EPA Administrator Lee Zeldin and President Donald Trump are now rescinding the endangerment finding — adjusting agency interpretation of the Clean Air Act to reject that greenhouse gases qualify for regulation.
Kevin Dayaratna, of Advancing American Freedom, says CO2 has been overly and unnecessarily regulated over time, so, "it is great that the administration is taking a step back."
He points out that affordable and reliable energy is "fundamentally important" to a flourishing society.
"The problem is that inane regulations like this unnecessarily raise the costs and constrict access to energy," he explains.
The White House calls this repeal the largest deregulatory action in U.S. history.
But not everyone is a fan of it. The grassroots Sierra Club, for example, calls it a "brazen assault on the health and welfare of the American public" that formalizes "climate denialism as official government policy" and eliminates the EPA's ability to fight man-made climate change.

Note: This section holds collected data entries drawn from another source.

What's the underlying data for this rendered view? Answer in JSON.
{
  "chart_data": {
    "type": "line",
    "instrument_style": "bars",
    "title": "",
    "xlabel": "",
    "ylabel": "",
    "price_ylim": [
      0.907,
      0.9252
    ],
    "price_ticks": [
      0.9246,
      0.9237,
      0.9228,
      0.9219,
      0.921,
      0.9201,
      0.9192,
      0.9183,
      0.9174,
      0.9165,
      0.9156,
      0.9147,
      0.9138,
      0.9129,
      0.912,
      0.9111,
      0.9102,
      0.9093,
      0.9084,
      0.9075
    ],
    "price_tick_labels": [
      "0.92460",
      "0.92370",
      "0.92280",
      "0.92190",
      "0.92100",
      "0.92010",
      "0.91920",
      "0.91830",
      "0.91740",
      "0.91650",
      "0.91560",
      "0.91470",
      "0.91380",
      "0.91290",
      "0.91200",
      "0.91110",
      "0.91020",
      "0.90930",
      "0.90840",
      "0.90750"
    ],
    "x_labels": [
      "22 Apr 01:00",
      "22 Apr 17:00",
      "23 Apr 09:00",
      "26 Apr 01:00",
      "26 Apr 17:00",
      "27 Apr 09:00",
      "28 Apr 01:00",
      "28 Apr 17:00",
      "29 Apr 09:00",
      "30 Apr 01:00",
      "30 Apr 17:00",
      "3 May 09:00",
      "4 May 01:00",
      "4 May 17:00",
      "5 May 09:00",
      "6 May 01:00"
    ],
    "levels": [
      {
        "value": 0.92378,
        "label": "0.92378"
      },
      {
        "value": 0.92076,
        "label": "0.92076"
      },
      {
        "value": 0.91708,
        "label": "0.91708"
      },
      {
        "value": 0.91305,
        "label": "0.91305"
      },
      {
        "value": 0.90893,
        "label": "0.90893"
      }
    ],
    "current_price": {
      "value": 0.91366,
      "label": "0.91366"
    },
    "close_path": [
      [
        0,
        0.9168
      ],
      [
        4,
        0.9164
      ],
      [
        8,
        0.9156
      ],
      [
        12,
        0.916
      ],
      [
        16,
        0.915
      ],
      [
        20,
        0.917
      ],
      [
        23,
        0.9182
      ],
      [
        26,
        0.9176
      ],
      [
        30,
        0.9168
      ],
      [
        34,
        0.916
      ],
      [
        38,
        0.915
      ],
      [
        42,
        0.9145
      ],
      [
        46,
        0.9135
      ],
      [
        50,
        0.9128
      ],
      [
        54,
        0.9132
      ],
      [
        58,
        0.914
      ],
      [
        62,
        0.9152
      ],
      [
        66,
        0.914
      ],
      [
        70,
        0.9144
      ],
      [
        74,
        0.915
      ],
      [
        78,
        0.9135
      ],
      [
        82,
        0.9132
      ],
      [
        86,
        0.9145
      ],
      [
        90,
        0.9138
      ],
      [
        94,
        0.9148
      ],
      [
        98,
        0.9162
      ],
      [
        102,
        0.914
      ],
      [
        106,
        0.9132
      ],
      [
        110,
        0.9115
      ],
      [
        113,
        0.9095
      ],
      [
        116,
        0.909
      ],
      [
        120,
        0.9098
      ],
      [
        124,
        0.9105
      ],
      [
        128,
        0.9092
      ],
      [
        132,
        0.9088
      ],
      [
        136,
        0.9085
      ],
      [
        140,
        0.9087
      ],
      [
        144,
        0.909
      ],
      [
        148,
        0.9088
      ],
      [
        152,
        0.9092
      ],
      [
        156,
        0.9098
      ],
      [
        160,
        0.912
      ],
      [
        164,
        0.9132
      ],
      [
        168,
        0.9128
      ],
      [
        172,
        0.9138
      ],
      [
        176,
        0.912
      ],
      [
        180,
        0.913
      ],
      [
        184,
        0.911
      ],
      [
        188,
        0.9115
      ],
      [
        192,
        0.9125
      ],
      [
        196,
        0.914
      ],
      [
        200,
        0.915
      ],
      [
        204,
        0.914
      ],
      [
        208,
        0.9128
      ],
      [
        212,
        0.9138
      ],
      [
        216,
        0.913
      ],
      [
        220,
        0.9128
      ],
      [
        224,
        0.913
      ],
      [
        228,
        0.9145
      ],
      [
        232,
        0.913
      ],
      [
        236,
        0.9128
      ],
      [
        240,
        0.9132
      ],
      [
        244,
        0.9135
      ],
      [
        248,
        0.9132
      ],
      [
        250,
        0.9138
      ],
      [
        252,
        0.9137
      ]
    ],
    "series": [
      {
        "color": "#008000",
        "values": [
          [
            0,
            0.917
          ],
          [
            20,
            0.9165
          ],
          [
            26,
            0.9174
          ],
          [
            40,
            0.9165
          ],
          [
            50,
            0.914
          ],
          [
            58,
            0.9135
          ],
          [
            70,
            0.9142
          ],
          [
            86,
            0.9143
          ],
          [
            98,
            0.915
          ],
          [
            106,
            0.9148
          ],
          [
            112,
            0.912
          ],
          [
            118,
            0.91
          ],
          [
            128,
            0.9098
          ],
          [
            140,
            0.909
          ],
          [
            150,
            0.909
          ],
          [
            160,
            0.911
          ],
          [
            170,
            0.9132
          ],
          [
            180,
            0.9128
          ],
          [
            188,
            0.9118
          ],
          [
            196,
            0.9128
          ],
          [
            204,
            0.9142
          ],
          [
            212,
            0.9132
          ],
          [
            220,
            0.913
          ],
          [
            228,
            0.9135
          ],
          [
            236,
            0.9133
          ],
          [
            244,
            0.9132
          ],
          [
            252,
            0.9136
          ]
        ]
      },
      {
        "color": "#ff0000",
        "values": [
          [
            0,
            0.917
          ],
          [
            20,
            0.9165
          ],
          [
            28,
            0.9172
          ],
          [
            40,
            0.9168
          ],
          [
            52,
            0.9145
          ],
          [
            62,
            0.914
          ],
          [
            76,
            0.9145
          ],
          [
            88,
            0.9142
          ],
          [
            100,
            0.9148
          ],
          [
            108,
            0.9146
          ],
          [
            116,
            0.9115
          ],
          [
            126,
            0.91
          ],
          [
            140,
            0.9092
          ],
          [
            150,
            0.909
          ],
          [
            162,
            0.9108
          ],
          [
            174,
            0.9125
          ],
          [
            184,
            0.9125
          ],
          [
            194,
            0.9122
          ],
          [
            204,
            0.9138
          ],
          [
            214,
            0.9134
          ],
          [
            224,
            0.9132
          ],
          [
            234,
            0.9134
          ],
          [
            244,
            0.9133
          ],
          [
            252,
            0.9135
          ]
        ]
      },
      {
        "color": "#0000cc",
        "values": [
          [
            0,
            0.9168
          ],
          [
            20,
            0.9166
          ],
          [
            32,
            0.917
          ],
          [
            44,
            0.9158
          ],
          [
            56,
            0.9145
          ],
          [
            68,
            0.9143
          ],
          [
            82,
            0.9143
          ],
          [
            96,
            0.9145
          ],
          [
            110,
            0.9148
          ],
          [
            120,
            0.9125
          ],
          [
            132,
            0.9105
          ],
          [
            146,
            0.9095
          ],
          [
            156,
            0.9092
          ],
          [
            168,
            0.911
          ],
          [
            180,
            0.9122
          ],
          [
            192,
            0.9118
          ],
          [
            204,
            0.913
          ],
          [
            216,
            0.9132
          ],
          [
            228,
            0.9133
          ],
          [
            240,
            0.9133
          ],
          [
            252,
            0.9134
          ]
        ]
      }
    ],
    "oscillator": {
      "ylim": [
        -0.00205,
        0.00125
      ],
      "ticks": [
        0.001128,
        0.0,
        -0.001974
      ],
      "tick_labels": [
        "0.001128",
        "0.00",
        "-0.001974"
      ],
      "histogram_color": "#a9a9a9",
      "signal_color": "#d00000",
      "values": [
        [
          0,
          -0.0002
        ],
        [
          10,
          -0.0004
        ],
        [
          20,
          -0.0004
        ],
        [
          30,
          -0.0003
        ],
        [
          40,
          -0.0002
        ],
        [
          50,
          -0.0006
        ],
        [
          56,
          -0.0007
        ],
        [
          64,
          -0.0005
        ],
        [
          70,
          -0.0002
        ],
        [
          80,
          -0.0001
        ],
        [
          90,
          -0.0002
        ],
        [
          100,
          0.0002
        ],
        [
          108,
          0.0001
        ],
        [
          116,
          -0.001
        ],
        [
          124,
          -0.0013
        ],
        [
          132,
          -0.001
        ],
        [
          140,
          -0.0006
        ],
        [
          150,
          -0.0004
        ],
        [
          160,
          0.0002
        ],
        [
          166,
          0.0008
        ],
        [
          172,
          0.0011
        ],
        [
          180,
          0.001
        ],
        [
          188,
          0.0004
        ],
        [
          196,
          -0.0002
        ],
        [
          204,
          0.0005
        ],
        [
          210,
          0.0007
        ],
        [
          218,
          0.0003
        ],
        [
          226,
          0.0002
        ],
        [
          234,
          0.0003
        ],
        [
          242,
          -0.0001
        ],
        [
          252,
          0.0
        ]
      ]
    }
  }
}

Dayaratna dismisses such criticism.
"CO2 is not soot; it is not smog," he points out. "It is a colorless, odorless, non-toxic gas, and the bottom line is these regulations don't even meaningfully impact the climate anyway."
He says the Obama-era policies have had no effect on the environment but have raised costs for everybody and pushed them in unsustainable directions.
The White House projects significant cost savings from this repeal, especially for automobile buyers.